"Ahmadis don't have the right to live in Pakistan. They don't have the right to be on any post in Pakistan. All of them who are on important posts in Pakistan should be sacked immediately."
Ahmadiyya Times | News Watch | Int'l Desk
Source/Credit: The Friday Times
By Mohammad Shehzad | May 10, 2013
There are nearly three million registered minority voters in Pakistan, according to NADRA, of which 200,000 belong to the Ahmadiyya Community. All of the minorities will cast their votes on May 11 under a joint electorate system, except the Ahmadis. There is a separate voters list for them, that has been alienating them from the democratic process since 1977.
The Ahmadiyya Community took part in the creation of Pakistan lending full support to All India Muslim League. At that time, Ahmadis were legally Muslims although many Muslim clerics believed they were not.
Sir Zafarullah Khan, Pakistan's first foreign minister, was an Ahmadi. The only Pakistani Nobel laureate - Dr Abdus Salam - was also an Ahmadi.
The Ahmadiyya Community had been participating in the elections in India, and after 1947, they had been a part of the political process in Pakistan. They took part in the elections under a joint electorate system until 1977, despite the Second Amendment in the Constitution that declared Ahmadis as non-Muslim in 1974. It was military dictator Gen Ziaul Haq, who in a bid to legitimize his unconstitutional rule, wooed religious leaders by marginalizing the minorities by scrapping the joint electorate system in 1985 through the 8th Amendment to the Constitution. After that, there were separate electoral lists for minorities. Muslims voters had to sign an affidavit that said:
"Ahmadis don't have the right to live in Pakistan"
"I solemnly affirm that I believe completely and unconditionally in the finality of the prophet-hood of the Prophet Muhammad (PBUH) and that I am not a follower of any person who claims prophet-hood on the basis of any interpretation of this word, neither I believe such a claimant to be a reformer or a prophet, nor I belong to Qadyani or Lahori group or call myself Ahmadi."

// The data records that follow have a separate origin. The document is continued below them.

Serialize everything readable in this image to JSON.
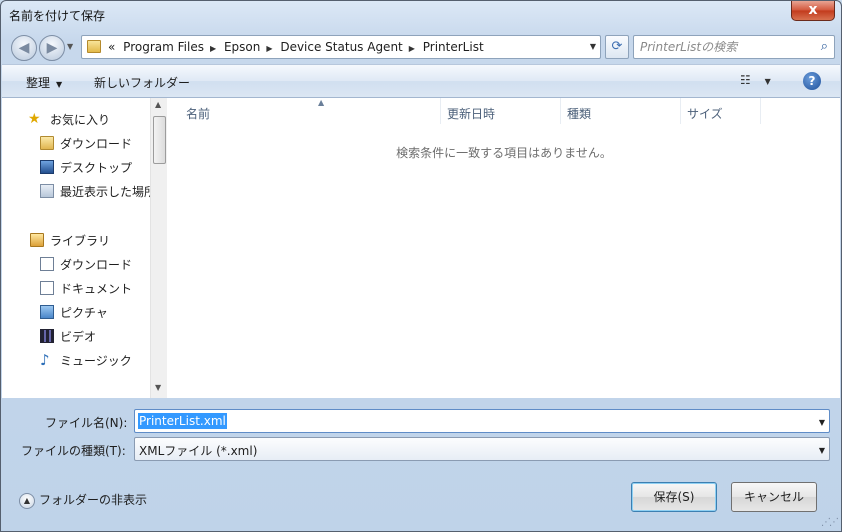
{
  "window": {
    "title": "名前を付けて保存",
    "close_label": "x"
  },
  "address": {
    "overflow": "«",
    "crumbs": [
      "Program Files",
      "Epson",
      "Device Status Agent",
      "PrinterList"
    ],
    "search_placeholder": "PrinterListの検索"
  },
  "toolbar": {
    "organize": "整理",
    "new_folder": "新しいフォルダー",
    "help": "?"
  },
  "nav": {
    "favorites": "お気に入り",
    "fav_items": [
      "ダウンロード",
      "デスクトップ",
      "最近表示した場所"
    ],
    "libraries": "ライブラリ",
    "lib_items": [
      "ダウンロード",
      "ドキュメント",
      "ピクチャ",
      "ビデオ",
      "ミュージック"
    ]
  },
  "columns": [
    "名前",
    "更新日時",
    "種類",
    "サイズ"
  ],
  "empty_message": "検索条件に一致する項目はありません。",
  "form": {
    "filename_label": "ファイル名(N):",
    "filename_value": "PrinterList.xml",
    "filetype_label": "ファイルの種類(T):",
    "filetype_value": "XMLファイル (*.xml)"
  },
  "footer": {
    "hide_folders": "フォルダーの非表示",
    "save": "保存(S)",
    "cancel": "キャンセル"
  }
}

Under international pressure, the next military ruler Gen Pervez Musharraf revoked separate electorate for minorities, but made a special exception for Ahmadis under the chief executive's order No 15 of 2002 published in the Gazette of Pakistan (extraordinary) issued at Islamabad on June 17, 2002. The argument is, if the Ahmadis are non-Muslims according to the Constitution, then they must have equal rights that the same Constitution guarantees to other non-Muslims. Ironically, all the non-Muslims can cast votes under the joint electorate except the Ahmadis. This makes them inferior to other minorities. If the Constitution has to be followed, then Ahmadis too should be given the right to vote like other non-Muslims.
The same discrimination kept the Ahmadis away from polling stations in 2002 and 2008. Other minorities, however, cast their votes under joint electorate. Thus, the Ahmadis have been deprived of their democratic right since 1977.
The Ahmadiyya Community has called on the Chief Election Commissioner Fakhruddin G Ebrahim and other officials of the Election Commission in the form of a delegation and apprised them of this discrimination. But despite promises, no action has been taken to address the grievances.
The Election Commission of Pakistan (ECP) is avoiding the issue. This writer made dozens of calls to various officials of ECP, but none were ready to comment. However, speaking on condition of anonymity, a senior official disclosed that the ECP did not want to resolve the issue because it was too sensitive. "Our secretary once said that the day we decide to include Ahmadis in the joint electorate system, we will spend the night in our graves," he said. "He told us to let the politicians deal with the matter."
The total population of Ahmadis in Pakistan is now 600,000. It used to be around one million, but at least 400,000 have left the country because of persistent and legalized persecution.
"I will chase every Ahmadi in any part of the world and will not spare them," said moon-sighting committee chairman Mufti Muneebur Rehman ( Ummat, March 18, 2013). "Ahmadis don't have the right to live in Pakistan. They don't have the right to be on any post in Pakistan. All of them who are on important posts in Pakistan should be sacked immediately."
"More than 210 Ahmadis have been killed since 1984 after the Zia-regime promulgated anti-Ahmadi laws," says Salimuddin, spokesman of the Ahmadiyya Community based in Rabwah.
The proceedings of the parliament that led to the Second Amendment in 1974 had been sealed for 30 years. According to Salimuddin, they were printed on the order of a court. A news report said the outgoing National Assembly speaker Fehmida Mirza had ordered that they be made public, but Salimuddin says they have not been made public yet.
Pakistan is a signatory to International Covenant on Civil and Political Rights, and must abolish all the discriminatory laws against the minorities.